An image released on June 8, 2009 by the Brazilian Air Force shows crew members preparing to tow a part of the wreckage of an Air Bus A330-200 jet which crashed in the Atlantic Ocean with 228 people on board in a flight from Rio de Janeiro to Paris. Photo / Getty Images
Air France and plane manufacturer Airbus have been acquitted of involuntary manslaughter over the 2009 Paris-Rio crash, which left 228 dead on board flight AF447.
The verdict followed France’s first-ever trial for corporate involuntary manslaughter, for which the maximum fine is €225,000 ($400,000).
Prosecutors had recommended not to seek a conviction at the end of the eight-week trial - a move that had enraged victims' families, who argued they could not simply pass the buck onto the pilots and that the companies were guilty of "negligence and failures".
But on Monday, the Paris criminal court judge said that while both companies had made "errors", such negligence fell short of the certainty needed to establish firm liability for France's worst air disaster.
"A probable causal link isn't sufficient to characterise an offence," the judge told the packed courtroom.
Families greeted the verdict in silence and dismay.
"Our lost ones have died a second time. I feel sick," said Claire Durousseau, who lost her niece in the 2009 crash.
The head of the main association of families said they were "mortified and overwhelmed" by the verdict, which had followed a "chaotic" legal path stretching more than a decade.
“The loser first and foremost is French justice,” Daniele Lamy, the president of the AF447 victims’ association, told journalists at the Paris courthouse.
After a two-year search for the Airbus A330's black boxes using remote submarines, investigators found pilots had made errors when reacting to a problem involving iced-up speed sensors, sending the plane into a freefall without responding to stall alerts.
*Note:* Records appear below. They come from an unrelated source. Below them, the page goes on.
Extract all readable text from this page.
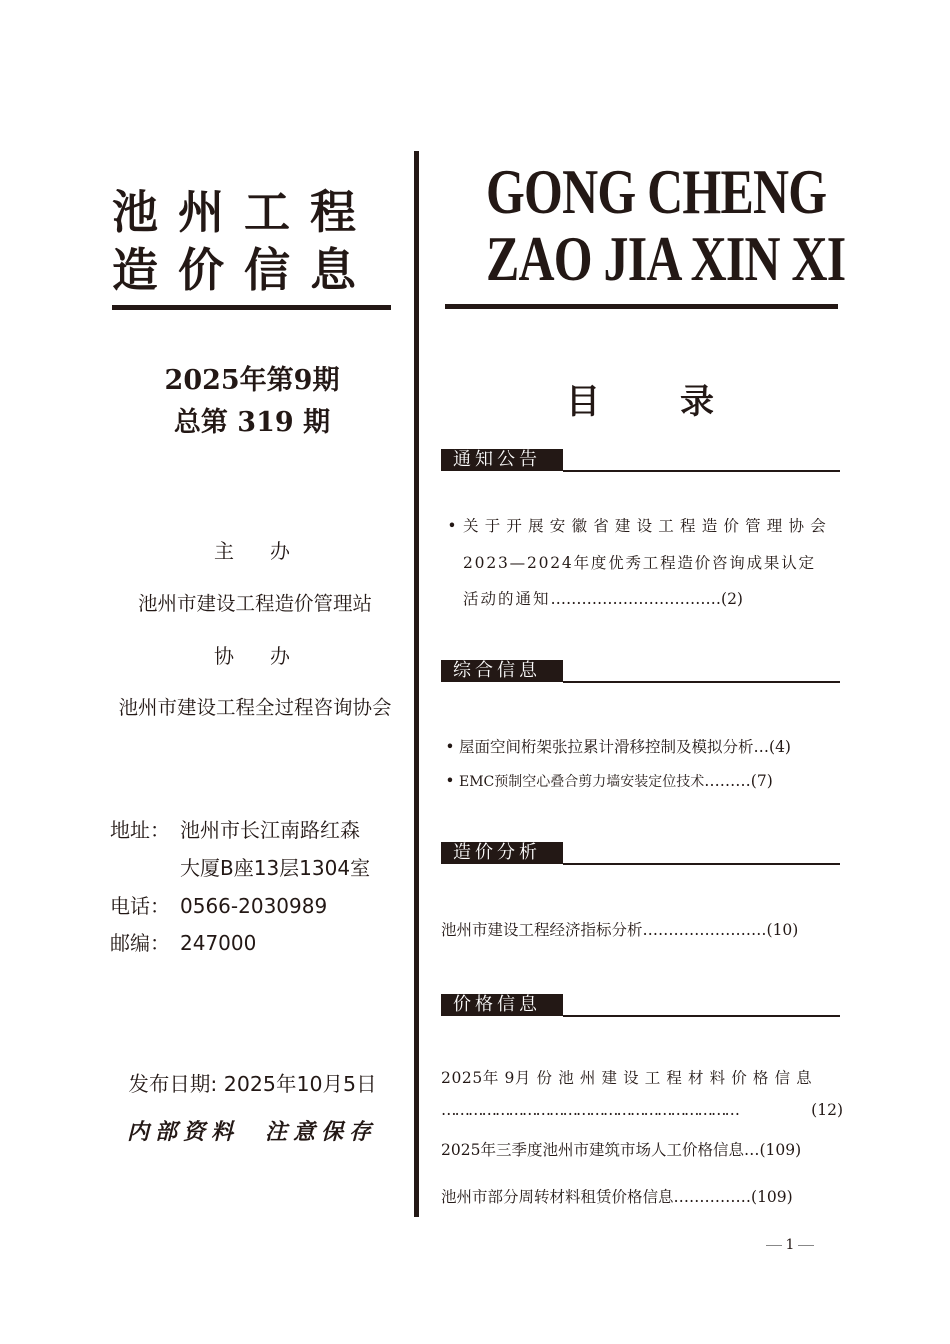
池州工程
造价信息
2025年第9期
总第 319 期
主 办
池州市建设工程造价管理站
协 办
池州市建设工程全过程咨询协会
地址： 池州市长江南路红森
大厦B座13层1304室
电话： 0566-2030989
邮编： 247000
发布日期: 2025年10月5日
内部资料 注意保存
GONG CHENG
ZAO JIA XIN XI
目 录
通知公告
• 关于开展安徽省建设工程造价管理协会
2023—2024年度优秀工程造价咨询成果认定
活动的通知……………………………(2)
综合信息
• 屋面空间桁架张拉累计滑移控制及模拟分析…(4)
• EMC预制空心叠合剪力墙安装定位技术………(7)
造价分析
池州市建设工程经济指标分析……………………(10)
价格信息
2025年 9月 份 池 州 建 设 工 程 材 料 价 格 信 息
…………………………………………………………	(12)
2025年三季度池州市建筑市场人工价格信息…(109)
池州市部分周转材料租赁价格信息……………(109)
1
But the trial also highlighted earlier discussions between Air France and Airbus about growing problems with external pitot tubes that generate the speed readings.
Both companies had pleaded not guilty.
No one risked prison as only the companies were on trial. Air France had also already compensated families of those killed. However, a conviction would have dealt a significant blow to the aviation groups' reputations.
At the heart of hearings in Paris was the role of defective pitot tubes, which are used to measure the flight speed of aircraft.
The court heard how a malfunction with the tubes, which became blocked with ice crystals during a mid-Atlantic storm, caused alarms to sound in the cockpit of the Airbus and the autopilot system to switch off.
‘Why the crew reacted the way they did is a mystery’
Technical experts highlighted how, after the instrument failure, the pilots put the plane into a climb that caused the aircraft to lose upward lift from the air moving under its wings, thus losing altitude.
“For us, what led the crew to react in the way they did remains a mystery in most respects,” Air France representative Pascal Weil, a former test pilot, told the court on November 10.
Airbus has also blamed pilot error as the main cause of the crash during proceedings.
But lawyers for the families sought to demonstrate that both companies were aware of the pitot tube problem before the crash, and that the pilots were not trained to deal with a high-altitude emergency of this nature.
The model of pitot tube used on the doomed Airbus plane, made by French company Thales, was replaced on aircraft worldwide after the accident.
The crash also prompted an overhaul of training protocols across the industry, in particular to prepare pilots to handle the intense stress of unforeseen circumstances.
On October 17, lawyers and victims’ families were allowed to listen to the chilling in-flight voice recording of the pilots’ final minutes for the first time.
"We've lost our speeds," one pilot is heard saying before a recorded warning sounds - "stall, stall, stall" - and the aircraft begins to plunge towards the Atlantic Ocean.
Acquittal is ‘technically and legally justified’
It took nearly two years to recover the black box flight recorders which were found nearly 4,000 metres below sea level.
Throughout the trial, representatives of Airbus and Air France maintained the companies were not guilty of criminal wrongdoing.
Their lawyers argued their acquittal would be a "difficult" but "technically and legally justified" decision.
Prosecutors initially dropped charges against the companies in 2019 in a decision that also infuriated victims' families.
A Paris appeals court overturned this decision in 2021 and ordered the trial to go ahead.
The court said Airbus committed "four acts of imprudence or negligence", including not replacing certain models of the pitot tubes that seemed to freeze more often on its A330-A340 fleet, and "withholding information" from flight operators.
It said Air France had committed two "acts of imprudence" in the way it disseminated an information note on the faulty tubes to its pilots.